Children's Rights: Comprehensive Peace Agreement
7.6.1. Both sides fully agree to special protection of the rights of women and children, to immediately stop all types of violence against women and children, including child labour as well as sexual exploitation and abuse, and not to conscript or use children who are aged 18 or below in the armed force. Children thus affected shall be rescued immediately and appropriate assistance as may be needed shall be provided for their rehabilitation.
In the 2006 CPA, parties to the conflict agreed to immediately stop all types of violence against children as well as to no longer conscript or use children who were younger than 18 in the armed forces. However, abduction and conscription of children did not stop immediately after the CPA was signed. It was reported that the Maoists had pulled 11 children, in 6th and 7th grade, out of schools in the Chitwan district and taken them away to conscript them into their people's army.1 This happened just after CPA was signed on 21 November 2006. Also, on 5 December 2006, a team of employees from the National Human Rights Commission had “drawn the attention of the Maoists to the alleged conscription of children into their army and looting of crops from farmers” in a mid-far western town Nepaljung.2 There were no reports of conscripting children.
The cantonment and the verification of the Maoists combatants started as soon as the UNMIN was established on 23 January 2007. Among 32,250 combatants registered, 4,008 were disqualified. Among the disqualified combatants, 1,035 were recruited after the ceasefire code of conduct was signed on 26 May 2006. 2,973 Maoist combatants were under the age of eighteen when the ceasefire code of conduct agreement was signed.3
- 3. "Secretary General’s Report to the Security Council," United Nations (S/2008/259), April 18, 2008.
Discharge of the child soldiers and their rehabilitation did not happen in 2008. Among other issues related to childern, children with disabilities also faced abuses and neglect at home and in their communities.
No developments observed this year.
The discharge of child combatants was completed on 8 February 2010. The UNMIN monitored the discharge process and provided rehabilitation support for the discharged child combatants.4 In Tarai region, several armed groups recruited children for extortion purposes as well as for enforcing general strikes called by the armed groups.5 Children with disabilities also faced abuses and neglect at home and in their communities. Children with disabilities were often denied access to quality education.6 Such behavior suggests that children’s rights, as provided by the 2006 CPA, remained unimplemented in some parts of the country.
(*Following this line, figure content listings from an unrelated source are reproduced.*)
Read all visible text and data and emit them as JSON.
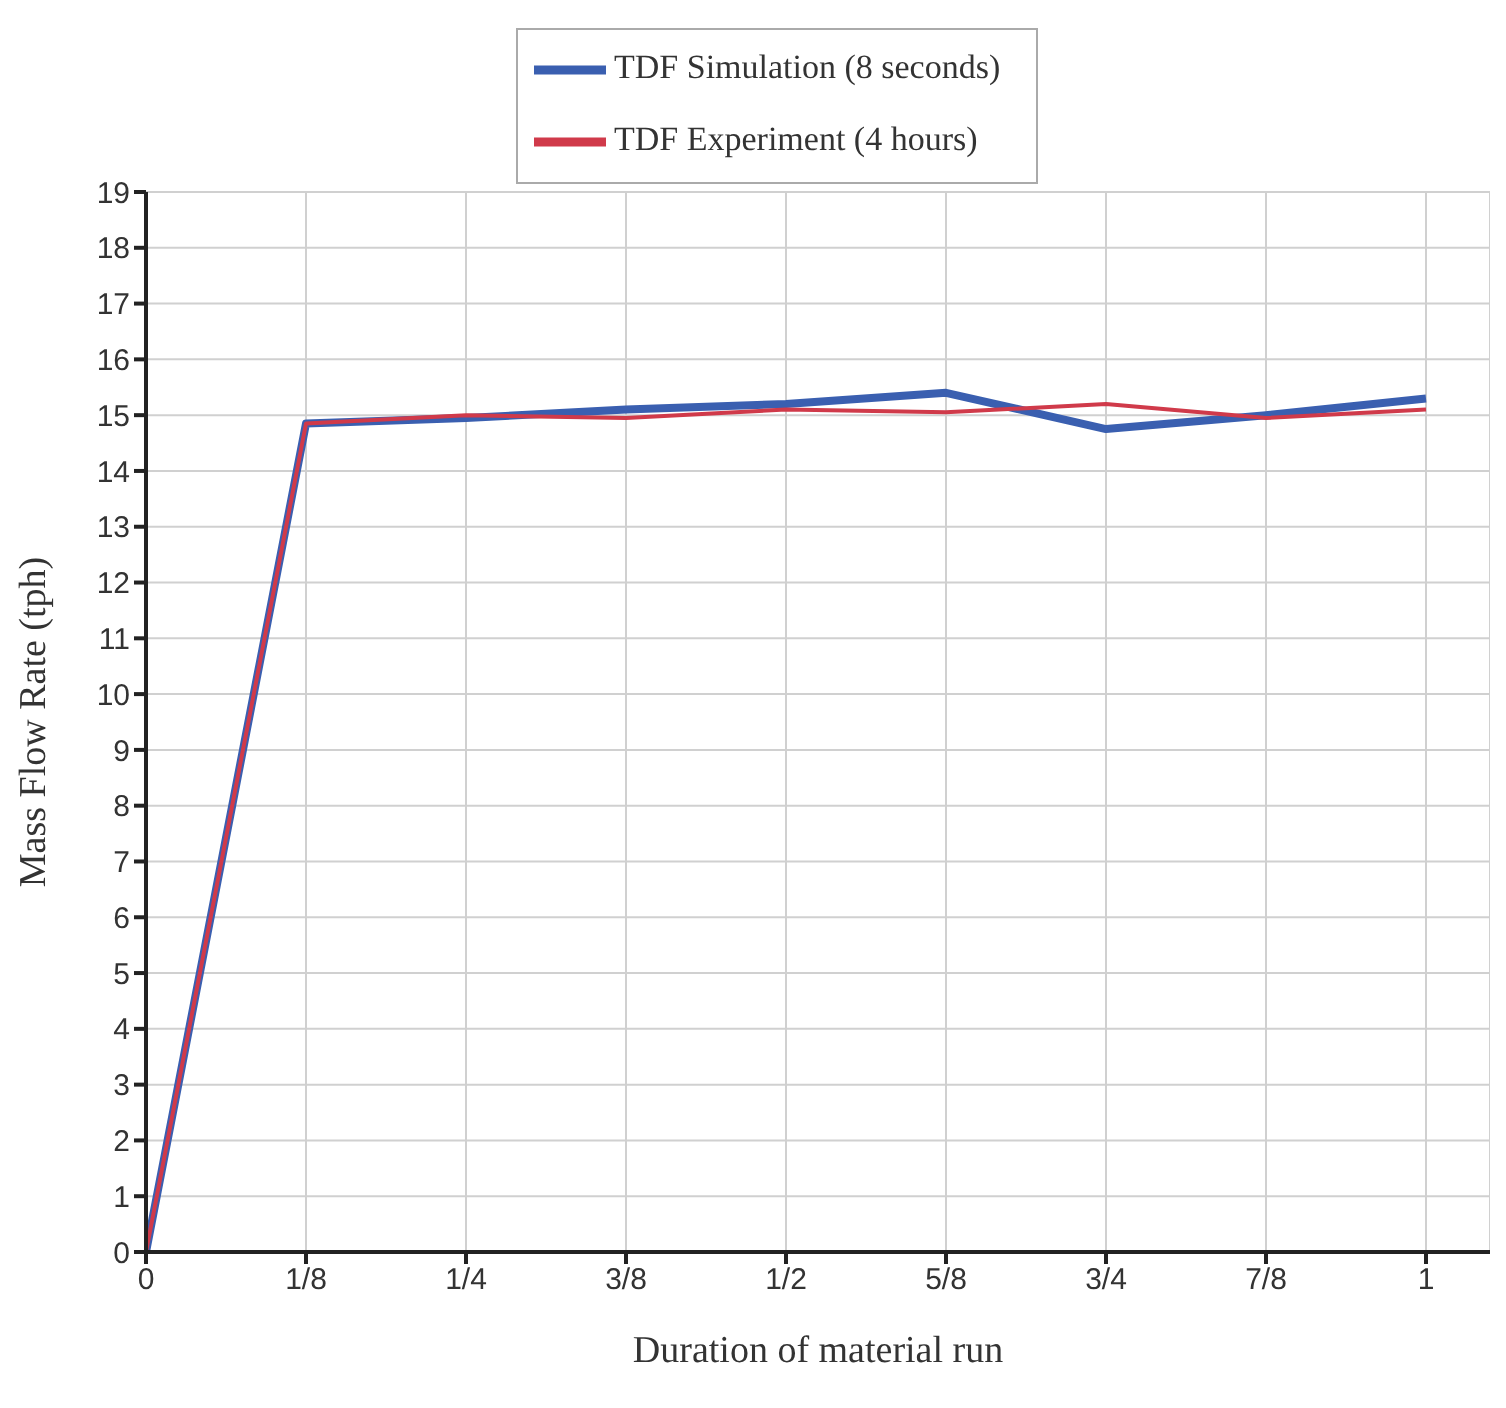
{
  "chart_data": {
    "type": "line",
    "xlabel": "Duration of material run",
    "ylabel": "Mass Flow Rate (tph)",
    "x": [
      0,
      0.125,
      0.25,
      0.375,
      0.5,
      0.625,
      0.75,
      0.875,
      1
    ],
    "series": [
      {
        "name": "TDF Simulation (8 seconds)",
        "color": "#3a5fb0",
        "values": [
          0,
          14.85,
          14.95,
          15.1,
          15.2,
          15.4,
          14.75,
          15.0,
          15.3
        ]
      },
      {
        "name": "TDF Experiment (4 hours)",
        "color": "#d03a4a",
        "values": [
          0,
          14.85,
          15.0,
          14.95,
          15.1,
          15.05,
          15.2,
          14.95,
          15.1
        ]
      }
    ],
    "xlim": [
      0,
      1.05
    ],
    "xticks": [
      0,
      {
        "value": 0.125,
        "label": "1/8"
      },
      {
        "value": 0.25,
        "label": "1/4"
      },
      {
        "value": 0.375,
        "label": "3/8"
      },
      {
        "value": 0.5,
        "label": "1/2"
      },
      {
        "value": 0.625,
        "label": "5/8"
      },
      {
        "value": 0.75,
        "label": "3/4"
      },
      {
        "value": 0.875,
        "label": "7/8"
      },
      1
    ],
    "ylim": [
      0,
      19
    ],
    "yticks": [
      0,
      1,
      2,
      3,
      4,
      5,
      6,
      7,
      8,
      9,
      10,
      11,
      12,
      13,
      14,
      15,
      16,
      17,
      18,
      19
    ],
    "grid": true,
    "legend": "top",
    "marker": "none",
    "line_style": "solid"
  }
}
- 4. "Secretary General’s Report to the Security Council," United Nations (S/2010/183), April 13, 2010.
- 5. "World Report 2011-Nepal," Human Rights Watch, 2011, accessed August 1, 2012, http://www.hrw.org/en/world-report-2011/nepal.
- 6. "Future Stolen: Barriers to Education for Children with Disabilities in Nepal," Human Rights Watch, 2011, accessed August 1, 2012, http://www.hrw.org.
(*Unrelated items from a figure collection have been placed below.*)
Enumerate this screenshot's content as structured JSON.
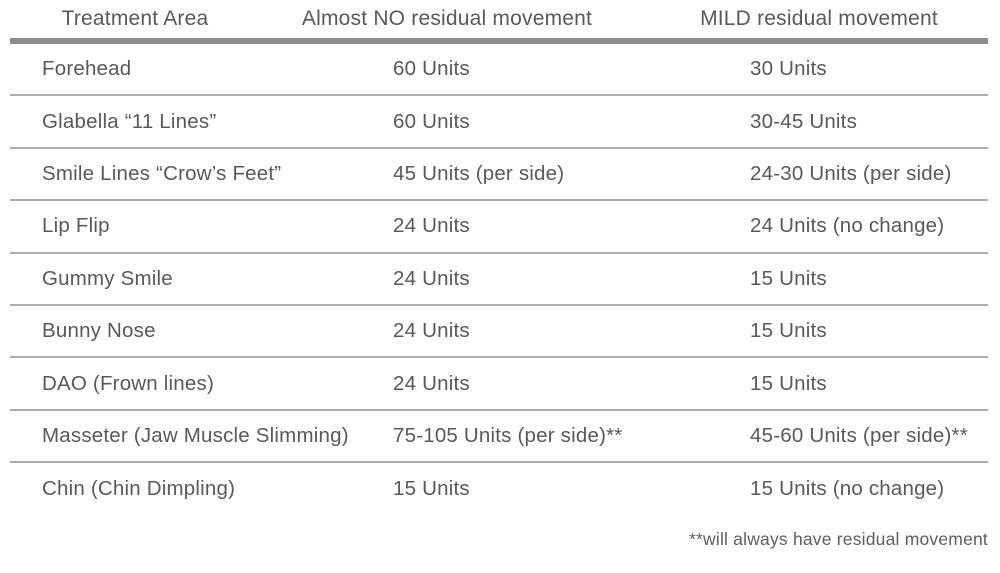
{
  "table": {
    "columns": {
      "area": "Treatment Area",
      "almost_no": "Almost NO residual movement",
      "mild": "MILD residual movement"
    },
    "rows": [
      {
        "area": "Forehead",
        "almost_no": "60 Units",
        "mild": "30 Units"
      },
      {
        "area": "Glabella “11 Lines”",
        "almost_no": "60 Units",
        "mild": "30-45 Units"
      },
      {
        "area": "Smile Lines “Crow’s Feet”",
        "almost_no": "45 Units (per side)",
        "mild": "24-30 Units (per side)"
      },
      {
        "area": "Lip Flip",
        "almost_no": "24 Units",
        "mild": "24 Units (no change)"
      },
      {
        "area": "Gummy Smile",
        "almost_no": "24 Units",
        "mild": "15 Units"
      },
      {
        "area": "Bunny Nose",
        "almost_no": "24 Units",
        "mild": "15 Units"
      },
      {
        "area": "DAO (Frown lines)",
        "almost_no": "24 Units",
        "mild": "15 Units"
      },
      {
        "area": "Masseter (Jaw Muscle Slimming)",
        "almost_no": "75-105 Units (per side)**",
        "mild": "45-60 Units (per side)**"
      },
      {
        "area": "Chin (Chin Dimpling)",
        "almost_no": "15 Units",
        "mild": "15 Units (no change)"
      }
    ],
    "footnote": "**will always have residual movement"
  },
  "colors": {
    "text": "#58595b",
    "row_divider": "#abadaf",
    "header_bar": "#8c8d8f",
    "background": "#ffffff"
  }
}
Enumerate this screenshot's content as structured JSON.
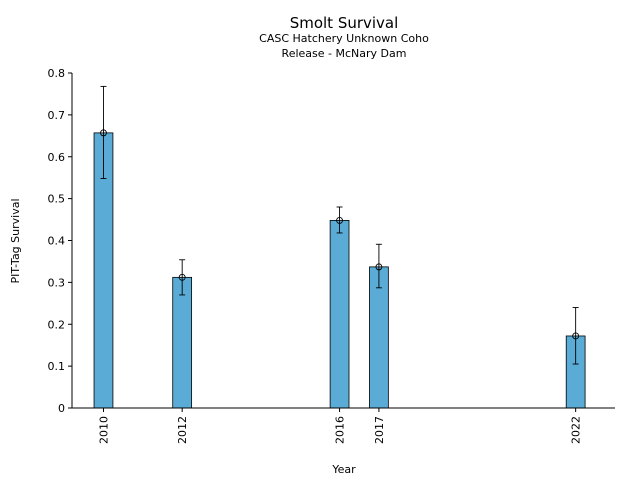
{
  "chart_data": {
    "type": "bar",
    "title": "Smolt Survival",
    "subtitle": [
      "CASC Hatchery Unknown Coho",
      "Release - McNary Dam"
    ],
    "xlabel": "Year",
    "ylabel": "PIT-Tag Survival",
    "x": [
      2010,
      2012,
      2016,
      2017,
      2022
    ],
    "values": [
      0.657,
      0.312,
      0.448,
      0.337,
      0.172
    ],
    "error_low": [
      0.548,
      0.27,
      0.418,
      0.287,
      0.105
    ],
    "error_high": [
      0.768,
      0.354,
      0.48,
      0.391,
      0.24
    ],
    "yticks": [
      "0",
      "0.1",
      "0.2",
      "0.3",
      "0.4",
      "0.5",
      "0.6",
      "0.7",
      "0.8"
    ],
    "ylim": [
      0,
      0.8
    ],
    "xlim": [
      2009.2,
      2023.0
    ],
    "bar_color": "#5aacd6",
    "grid": false
  }
}
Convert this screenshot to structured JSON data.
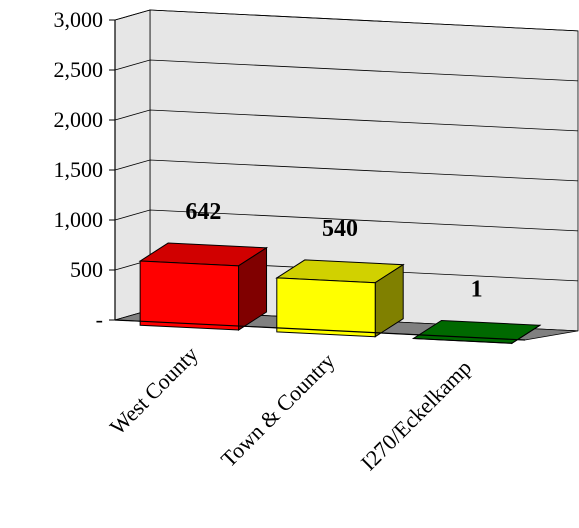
{
  "chart_data": {
    "type": "bar",
    "categories": [
      "West County",
      "Town & Country",
      "I270/Eckelkamp"
    ],
    "values": [
      642,
      540,
      1
    ],
    "data_labels": [
      "642",
      "540",
      "1"
    ],
    "bar_colors": [
      "#FF0000",
      "#FFFF00",
      "#008000"
    ],
    "y_ticks": [
      0,
      500,
      1000,
      1500,
      2000,
      2500,
      3000
    ],
    "y_tick_labels": [
      "-",
      "500",
      "1,000",
      "1,500",
      "2,000",
      "2,500",
      "3,000"
    ],
    "ylim": [
      0,
      3000
    ],
    "grid": true,
    "style": "3d-column",
    "wall_color": "#E6E6E6",
    "floor_color": "#808080"
  }
}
The provision prohibiting the conscription of children into the armed forces was adhered to with the discharge of child soldiers from the Maoist cantonments as well as their subsequent rehabilitation. Children, however, were used in violent activities in Tarai region by different armed outfits. There was no documentation of children being recruited into the armed forces by any groups but it still remains a problem in Tarai region. The children were used for labor purposes, and many of them were working in the informal sector and as domestic helper.
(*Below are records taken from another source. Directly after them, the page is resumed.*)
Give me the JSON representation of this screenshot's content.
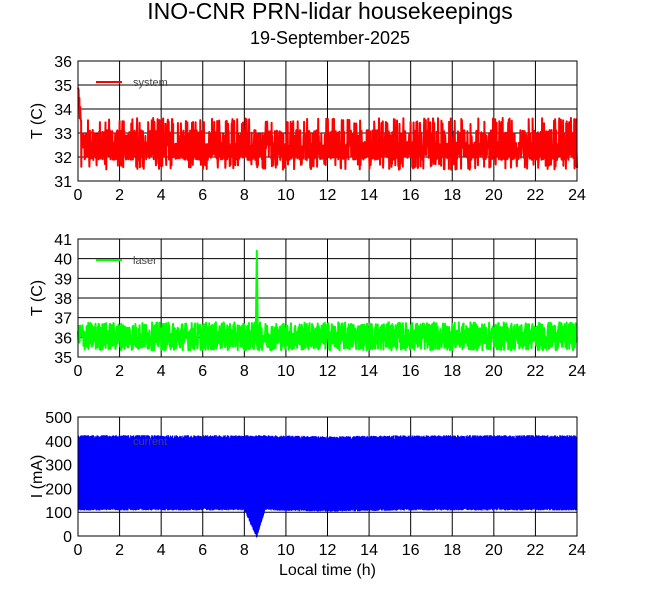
{
  "header": {
    "title": "INO-CNR PRN-lidar housekeepings",
    "subtitle": "19-September-2025"
  },
  "chart_data": [
    {
      "type": "line",
      "ylabel": "T (C)",
      "xlabel": "",
      "xlim": [
        0,
        24
      ],
      "ylim": [
        31,
        36
      ],
      "xticks": [
        "0",
        "2",
        "4",
        "6",
        "8",
        "10",
        "12",
        "14",
        "16",
        "18",
        "20",
        "22",
        "24"
      ],
      "yticks": [
        "31",
        "32",
        "33",
        "34",
        "35",
        "36"
      ],
      "grid": true,
      "legend_position": "top-left",
      "color": "#ff0000",
      "series": [
        {
          "name": "system",
          "description": "noisy trace alternating between ~31.5 and ~33.5 C, initial spike near 35.7 C at t=0",
          "x": [
            0,
            0.02,
            0.1,
            1,
            2,
            4,
            6,
            8,
            10,
            12,
            14,
            16,
            18,
            20,
            22,
            24
          ],
          "y": [
            32.5,
            35.7,
            33.5,
            32.5,
            32.6,
            32.6,
            32.5,
            32.6,
            32.5,
            32.6,
            32.7,
            32.6,
            32.5,
            32.6,
            32.5,
            32.6
          ],
          "band": [
            31.5,
            33.6
          ]
        }
      ]
    },
    {
      "type": "line",
      "ylabel": "T (C)",
      "xlabel": "",
      "xlim": [
        0,
        24
      ],
      "ylim": [
        35,
        41
      ],
      "xticks": [
        "0",
        "2",
        "4",
        "6",
        "8",
        "10",
        "12",
        "14",
        "16",
        "18",
        "20",
        "22",
        "24"
      ],
      "yticks": [
        "35",
        "36",
        "37",
        "38",
        "39",
        "40",
        "41"
      ],
      "grid": true,
      "legend_position": "top-left",
      "color": "#00ff00",
      "series": [
        {
          "name": "laser",
          "description": "noisy trace between ~35.3 and ~36.8 C, spike to ~40.4 C near t=8.6 h",
          "x": [
            0,
            2,
            4,
            6,
            8,
            8.6,
            9,
            12,
            16,
            20,
            24
          ],
          "y": [
            36.0,
            36.0,
            36.0,
            36.0,
            36.0,
            40.4,
            36.0,
            36.0,
            36.0,
            36.0,
            36.0
          ],
          "band": [
            35.3,
            36.8
          ]
        }
      ]
    },
    {
      "type": "area",
      "ylabel": "I (mA)",
      "xlabel": "Local time (h)",
      "xlim": [
        0,
        24
      ],
      "ylim": [
        0,
        500
      ],
      "xticks": [
        "0",
        "2",
        "4",
        "6",
        "8",
        "10",
        "12",
        "14",
        "16",
        "18",
        "20",
        "22",
        "24"
      ],
      "yticks": [
        "0",
        "100",
        "200",
        "300",
        "400",
        "500"
      ],
      "grid": true,
      "legend_position": "top-left",
      "color": "#0000ff",
      "series": [
        {
          "name": "current",
          "description": "dense band oscillating between ~115 and ~410 mA over the whole day, dip to 0 near t=8.6 h",
          "x": [
            0,
            4,
            8,
            8.6,
            9,
            12,
            16,
            20,
            24
          ],
          "y_low": [
            115,
            115,
            115,
            0,
            115,
            110,
            115,
            115,
            115
          ],
          "y_high": [
            410,
            410,
            410,
            410,
            410,
            405,
            410,
            410,
            410
          ]
        }
      ]
    }
  ]
}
There was no documentation of children being recruited into the armed forces by any groups but it still remains a problem in Tarai region. The children were used for labor purposes, and many of them were working in the informal sector and as domestic helper.
While recruitment of children in armed forces stopped in recent years, children were forced to work in agriculture, industry, and service sectors.7 The Nepal government has various laws and regulations related to child labor and has set up various enforcement agencies. As a matter of fact, the government’s Department of Labor has recruited inspectors to monitor inspection programs and child rights officers in all districts of Nepal have received basic training from the government.8 According to the US State Department Human Rights report, violence against children in Nepal remains widespread.9
- 7. “Nepal – 2013 Findings on the works forms of child labor,” United States Department of Labor, http://www.dol.gov/ilab/reports/child-labor/nepal.htm#ENREF_1.
- 8. Ibid.
- 9. “Country Reports on Human Rights Practices for 2013 - Nepal,” Bureau of Democracy, Human Rights and Labor http://www.state.gov/j/drl/rls/hrrpt/humanrightsreport/index.htm#wrapper.
Issues related to child labor and violence against children have not been adequately addressed. Further details are not available.
Issues related to child labor and violence against children have not been adequately addressed. Nevertheless, the draft constitution provides various rights to children. It is unconstitutional to practice child labor and force them to work in factories, mines or other dangerous places. Conscription of children is strictly prohibited.